Top 10 Topics for MSCOM Ops…Monitoring and Reporting (oh yeah!)

This came in as the second most popular topic that you are interested in. Huh, imagine that. You actually have to report out to somebody on what the heck the environment that you manage is doing. So do we. Daily, weekly, monthly, quarterly, yearly. Oh yeah we feel the same pain that you do.

We took this topic and shot it to our Tools Team. Yep, we do have the luxury of having a team a crack developers most of whom used to actually be working, fully functional Systems Engineers. The real world experience that these folks have give them a unique perspective on how to create Operations specific tools that begin to address the thorny problem space around Monitoring and Reporting. Since these folks are charged with (among other things) automating the collection and reporting out of the monitoring that we do we thought they should get first crack at the answer. Here is their response:

As you might imagine, we collect a ton of data. To put it in real terms, on an average day we collect over 60,000 event log events, 185,000,000 performance counters, perform over 11,500,000 availability tests, parse 1.7 TB of IIS logs, collect asset and configuration information on 2200 servers and gather database statistics on over 2000 databases. While that’s an impressive amount of data, hopefully you’re asking one very important question; “What the heck do you do with all that stuff??” I’ll answer that two ways.

On one hand, we do a lot with the data. In addition to using the constant stream of detail data as it comes in for real time monitoring, we aggregate the data from all of these data sources into a large data warehouse nightly.

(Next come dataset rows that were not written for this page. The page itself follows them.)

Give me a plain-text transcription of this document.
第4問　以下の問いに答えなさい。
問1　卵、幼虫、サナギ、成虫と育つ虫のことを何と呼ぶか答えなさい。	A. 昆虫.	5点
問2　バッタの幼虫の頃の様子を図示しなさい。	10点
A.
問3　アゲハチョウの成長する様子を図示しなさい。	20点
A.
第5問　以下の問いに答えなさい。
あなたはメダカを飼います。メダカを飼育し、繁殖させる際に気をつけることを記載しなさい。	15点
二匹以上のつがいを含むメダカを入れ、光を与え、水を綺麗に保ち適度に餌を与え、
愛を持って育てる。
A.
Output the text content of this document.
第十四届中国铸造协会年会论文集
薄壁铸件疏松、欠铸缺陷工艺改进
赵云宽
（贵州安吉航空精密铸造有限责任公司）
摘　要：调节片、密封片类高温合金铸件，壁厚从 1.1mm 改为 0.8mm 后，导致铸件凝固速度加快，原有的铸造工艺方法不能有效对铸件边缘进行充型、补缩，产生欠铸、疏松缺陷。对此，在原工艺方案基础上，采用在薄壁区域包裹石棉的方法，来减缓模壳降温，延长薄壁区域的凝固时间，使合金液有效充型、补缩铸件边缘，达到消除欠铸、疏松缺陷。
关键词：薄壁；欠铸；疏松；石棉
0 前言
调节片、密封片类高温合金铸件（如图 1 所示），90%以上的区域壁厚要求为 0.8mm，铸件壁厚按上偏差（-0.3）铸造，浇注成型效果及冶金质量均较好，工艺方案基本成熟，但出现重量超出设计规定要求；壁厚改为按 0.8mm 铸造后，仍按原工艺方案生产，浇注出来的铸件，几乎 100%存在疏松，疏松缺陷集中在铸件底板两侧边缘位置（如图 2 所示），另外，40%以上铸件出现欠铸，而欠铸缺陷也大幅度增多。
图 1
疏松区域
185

From this, we provide daily availability reports (both internal and external availability), asset management and performance trend reports and application event level reporting. By taking nightly snapshots of the relationships of servers to clusters to sites, etc, we can take this data and answer questions like “How many servers were associated with x application on y date and what were they, how were they performing, what events and errors were they experiencing and what was the overall availability?” Likewise, we can do this over time all the while maintaining the date specific contexts.

On the other hand, we don’t do nearly as much with the data as I’d like to. We have an incredible opportunity to not only learn from the data, but have the data itself actually “teach” us what is interesting about it. As you might have guessed, there’s much more to that last sentence. In the interest of the length of this post, I’ll reserve that as the subject for another time.

We encourage you to follow up with more in-depth questions.